Wednesday, 22 May 2013

book review: the things we did for love by natasha farrant

The Things We Did For Love by Natasha Farrant
Genre: Historical YA
Rating: 6/10
As war rages in Europe, teenagers Luc and Arianne fall passionately in love. But German forces are closing in and Luc, desperate to atone for his family's past, is drawn into the dangerous world of the Resistance. Arianne will do almost anything to keep him safe, but someone else is secretly in love with her - someone who will stop at nothing to get rid of his rival...

This review is proof that I find it very difficult to differentiate between how I feel about a book and how good a book actually is. I think this book does all that it sets out to do and as a book meant for teens I think it would probably work really well as an introduction to war fiction. The plot is loosely based on real events during the French Occupation (if you'd like to know which ones click here) though the central characters and their relationships are fictional. The Things We Did for Love is compelling - I read it in two sittings - and although the book isn't very long (only about 230 pages) I did get a real sense of place and the character dynamics were really efficiently set out. In all those respects the book is good, it works but ultimately, I was left feeling a little unsatisfied.

I love war stories and I love YA but I'm beginning to realise that war stories told in historical YA don't work for me. My problem with The Things We Did for Love is that the story it establishes is one in which the choices made by Luc, Arianne, Romy and their families directly contribute to later events. They make choices and those choices have consequences. But the book finishes too soon and crucially, changes the narrator for the final section, so that we don't get to see the characters coming to terms with what they set in motion. Questions of morality are always complicated, especially so in war time yet the book's conclusion ends up negating the moral ambiguities of our protagonists' actions by ending with an event which we can all understand as being terrible and unforgivable. I love that books such as this are telling stories in which teenage characters are agents whose actions do have an impact but I want to read books which are expressly about those choices and their consequences. I want books which not only raise questions of agency and complicity but which explicitly explore them through character arcs.
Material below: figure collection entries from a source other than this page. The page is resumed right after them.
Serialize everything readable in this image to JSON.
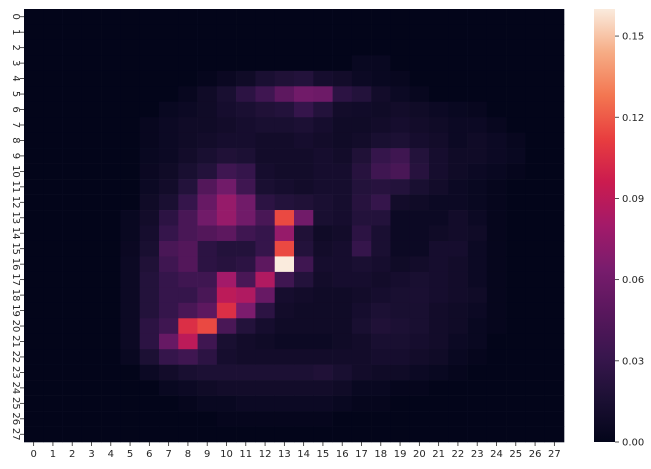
{
  "chart_data": {
    "type": "heatmap",
    "title": "",
    "xlabel": "",
    "ylabel": "",
    "x_ticks": [
      "0",
      "1",
      "2",
      "3",
      "4",
      "5",
      "6",
      "7",
      "8",
      "9",
      "10",
      "11",
      "12",
      "13",
      "14",
      "15",
      "16",
      "17",
      "18",
      "19",
      "20",
      "21",
      "22",
      "23",
      "24",
      "25",
      "26",
      "27"
    ],
    "y_ticks": [
      "0",
      "1",
      "2",
      "3",
      "4",
      "5",
      "6",
      "7",
      "8",
      "9",
      "10",
      "11",
      "12",
      "13",
      "14",
      "15",
      "16",
      "17",
      "18",
      "19",
      "20",
      "21",
      "22",
      "23",
      "24",
      "25",
      "26",
      "27"
    ],
    "colorbar": {
      "min": 0.0,
      "max": 0.16,
      "ticks": [
        0.0,
        0.03,
        0.06,
        0.09,
        0.12,
        0.15
      ],
      "tick_labels": [
        "0.00",
        "0.03",
        "0.06",
        "0.09",
        "0.12",
        "0.15"
      ],
      "colormap": "rocket"
    },
    "values": [
      [
        0,
        0,
        0,
        0,
        0,
        0,
        0,
        0,
        0,
        0,
        0,
        0,
        0,
        0,
        0,
        0,
        0,
        0,
        0,
        0,
        0,
        0,
        0,
        0,
        0,
        0,
        0,
        0
      ],
      [
        0,
        0,
        0,
        0,
        0,
        0,
        0,
        0,
        0,
        0,
        0,
        0,
        0,
        0,
        0,
        0,
        0,
        0,
        0,
        0,
        0,
        0,
        0,
        0,
        0,
        0,
        0,
        0
      ],
      [
        0,
        0,
        0,
        0,
        0,
        0,
        0,
        0,
        0,
        0,
        0,
        0,
        0,
        0,
        0,
        0,
        0,
        0,
        0,
        0,
        0,
        0,
        0,
        0,
        0,
        0,
        0,
        0
      ],
      [
        0,
        0,
        0,
        0,
        0,
        0,
        0,
        0,
        0,
        0,
        0,
        0,
        0,
        0,
        0,
        0,
        0,
        0.004,
        0.004,
        0,
        0,
        0,
        0,
        0,
        0,
        0,
        0,
        0
      ],
      [
        0,
        0,
        0,
        0,
        0,
        0,
        0,
        0,
        0,
        0.002,
        0.005,
        0.008,
        0.015,
        0.018,
        0.02,
        0.012,
        0.01,
        0.006,
        0.004,
        0.003,
        0,
        0,
        0,
        0,
        0,
        0,
        0,
        0
      ],
      [
        0,
        0,
        0,
        0,
        0,
        0,
        0,
        0,
        0.003,
        0.008,
        0.014,
        0.025,
        0.035,
        0.05,
        0.06,
        0.058,
        0.025,
        0.02,
        0.01,
        0.006,
        0.003,
        0,
        0,
        0,
        0,
        0,
        0,
        0
      ],
      [
        0,
        0,
        0,
        0,
        0,
        0,
        0,
        0.004,
        0.006,
        0.008,
        0.012,
        0.015,
        0.018,
        0.02,
        0.03,
        0.02,
        0.01,
        0.009,
        0.008,
        0.01,
        0.008,
        0.006,
        0.004,
        0.003,
        0,
        0,
        0,
        0
      ],
      [
        0,
        0,
        0,
        0,
        0,
        0,
        0.003,
        0.006,
        0.008,
        0.008,
        0.01,
        0.012,
        0.014,
        0.014,
        0.016,
        0.012,
        0.008,
        0.008,
        0.01,
        0.012,
        0.01,
        0.008,
        0.006,
        0.006,
        0.003,
        0,
        0,
        0
      ],
      [
        0,
        0,
        0,
        0,
        0,
        0,
        0.003,
        0.006,
        0.008,
        0.01,
        0.012,
        0.012,
        0.01,
        0.01,
        0.012,
        0.01,
        0.008,
        0.01,
        0.014,
        0.016,
        0.012,
        0.01,
        0.006,
        0.008,
        0.006,
        0.003,
        0,
        0
      ],
      [
        0,
        0,
        0,
        0,
        0,
        0,
        0.004,
        0.006,
        0.01,
        0.014,
        0.018,
        0.016,
        0.01,
        0.01,
        0.01,
        0.012,
        0.01,
        0.018,
        0.03,
        0.035,
        0.02,
        0.012,
        0.008,
        0.008,
        0.006,
        0.004,
        0,
        0
      ],
      [
        0,
        0,
        0,
        0,
        0,
        0,
        0.005,
        0.008,
        0.014,
        0.02,
        0.035,
        0.03,
        0.012,
        0.01,
        0.01,
        0.012,
        0.012,
        0.022,
        0.035,
        0.04,
        0.022,
        0.012,
        0.008,
        0.006,
        0.004,
        0.002,
        0,
        0
      ],
      [
        0,
        0,
        0,
        0,
        0,
        0,
        0.006,
        0.01,
        0.02,
        0.045,
        0.06,
        0.035,
        0.015,
        0.012,
        0.01,
        0.012,
        0.012,
        0.02,
        0.022,
        0.02,
        0.014,
        0.01,
        0.006,
        0.004,
        0.002,
        0,
        0,
        0
      ],
      [
        0,
        0,
        0,
        0,
        0,
        0,
        0.008,
        0.015,
        0.03,
        0.055,
        0.075,
        0.06,
        0.025,
        0.02,
        0.018,
        0.015,
        0.012,
        0.022,
        0.03,
        0.01,
        0.008,
        0.006,
        0.006,
        0.004,
        0.002,
        0,
        0,
        0
      ],
      [
        0,
        0,
        0,
        0,
        0,
        0.004,
        0.01,
        0.025,
        0.04,
        0.06,
        0.075,
        0.06,
        0.04,
        0.115,
        0.06,
        0.014,
        0.012,
        0.02,
        0.02,
        0.006,
        0.006,
        0.006,
        0.01,
        0.006,
        0.002,
        0,
        0,
        0
      ],
      [
        0,
        0,
        0,
        0,
        0,
        0.004,
        0.012,
        0.03,
        0.04,
        0.045,
        0.05,
        0.035,
        0.03,
        0.075,
        0.018,
        0.008,
        0.01,
        0.025,
        0.015,
        0.006,
        0.006,
        0.008,
        0.01,
        0.008,
        0.002,
        0,
        0,
        0
      ],
      [
        0,
        0,
        0,
        0,
        0,
        0.005,
        0.014,
        0.04,
        0.045,
        0.025,
        0.02,
        0.02,
        0.03,
        0.115,
        0.02,
        0.01,
        0.012,
        0.03,
        0.015,
        0.006,
        0.006,
        0.012,
        0.012,
        0.006,
        0.002,
        0,
        0,
        0
      ],
      [
        0,
        0,
        0,
        0,
        0,
        0.006,
        0.018,
        0.035,
        0.045,
        0.025,
        0.022,
        0.025,
        0.05,
        0.16,
        0.035,
        0.012,
        0.012,
        0.015,
        0.012,
        0.008,
        0.01,
        0.012,
        0.01,
        0.006,
        0.002,
        0,
        0,
        0
      ],
      [
        0,
        0,
        0,
        0,
        0,
        0.006,
        0.02,
        0.03,
        0.035,
        0.035,
        0.08,
        0.04,
        0.085,
        0.035,
        0.02,
        0.01,
        0.012,
        0.012,
        0.01,
        0.012,
        0.014,
        0.012,
        0.01,
        0.006,
        0.002,
        0,
        0,
        0
      ],
      [
        0,
        0,
        0,
        0,
        0,
        0.006,
        0.02,
        0.03,
        0.03,
        0.04,
        0.09,
        0.085,
        0.055,
        0.012,
        0.01,
        0.008,
        0.008,
        0.01,
        0.012,
        0.014,
        0.015,
        0.012,
        0.01,
        0.008,
        0.002,
        0,
        0,
        0
      ],
      [
        0,
        0,
        0,
        0,
        0,
        0.006,
        0.02,
        0.03,
        0.04,
        0.05,
        0.105,
        0.065,
        0.025,
        0.01,
        0.008,
        0.008,
        0.008,
        0.012,
        0.016,
        0.014,
        0.014,
        0.01,
        0.008,
        0.006,
        0.002,
        0,
        0,
        0
      ],
      [
        0,
        0,
        0,
        0,
        0,
        0.006,
        0.025,
        0.035,
        0.105,
        0.115,
        0.04,
        0.02,
        0.012,
        0.008,
        0.008,
        0.008,
        0.008,
        0.014,
        0.018,
        0.016,
        0.014,
        0.01,
        0.008,
        0.004,
        0.002,
        0,
        0,
        0
      ],
      [
        0,
        0,
        0,
        0,
        0,
        0.006,
        0.025,
        0.055,
        0.09,
        0.035,
        0.014,
        0.01,
        0.008,
        0.006,
        0.006,
        0.006,
        0.008,
        0.01,
        0.014,
        0.014,
        0.012,
        0.01,
        0.006,
        0.004,
        0,
        0,
        0,
        0
      ],
      [
        0,
        0,
        0,
        0,
        0,
        0.004,
        0.016,
        0.03,
        0.035,
        0.025,
        0.012,
        0.01,
        0.01,
        0.01,
        0.01,
        0.01,
        0.01,
        0.01,
        0.012,
        0.012,
        0.01,
        0.008,
        0.004,
        0.002,
        0,
        0,
        0,
        0
      ],
      [
        0,
        0,
        0,
        0,
        0,
        0,
        0.006,
        0.01,
        0.014,
        0.016,
        0.016,
        0.016,
        0.016,
        0.016,
        0.016,
        0.018,
        0.014,
        0.01,
        0.008,
        0.008,
        0.006,
        0.004,
        0.002,
        0,
        0,
        0,
        0,
        0
      ],
      [
        0,
        0,
        0,
        0,
        0,
        0,
        0,
        0.004,
        0.006,
        0.008,
        0.01,
        0.01,
        0.01,
        0.01,
        0.01,
        0.01,
        0.008,
        0.004,
        0.004,
        0.002,
        0.002,
        0,
        0,
        0,
        0,
        0,
        0,
        0
      ],
      [
        0,
        0,
        0,
        0,
        0,
        0,
        0,
        0,
        0.002,
        0.004,
        0.004,
        0.006,
        0.006,
        0.006,
        0.006,
        0.006,
        0.004,
        0.002,
        0.002,
        0,
        0,
        0,
        0,
        0,
        0,
        0,
        0,
        0
      ],
      [
        0,
        0,
        0,
        0,
        0,
        0,
        0,
        0,
        0,
        0,
        0.002,
        0.002,
        0.002,
        0.002,
        0.002,
        0.002,
        0,
        0,
        0,
        0,
        0,
        0,
        0,
        0,
        0,
        0,
        0,
        0
      ],
      [
        0,
        0,
        0,
        0,
        0,
        0,
        0,
        0,
        0,
        0,
        0,
        0,
        0,
        0,
        0,
        0,
        0,
        0,
        0,
        0,
        0,
        0,
        0,
        0,
        0,
        0,
        0,
        0
      ]
    ]
  }
}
Some of the best discussions of conflict and rebellion etc. occur in YA (Patrick Ness' Chaos Walking Trilogy is a really glorious example of this) but they always seem to be lacking in YA based on 'real' history. I acknowledge that as a 24yr old historian I'm probably not considered to be among this book's target audience and, like I said before, I think the book succeeds with what it wants to do (namely tell the story of a historical atrocity in a way that will most engage a teenage audience) but it raises some interesting questions about the difference between using fictional characters to tell war stories and using fictional wars to tell character stories.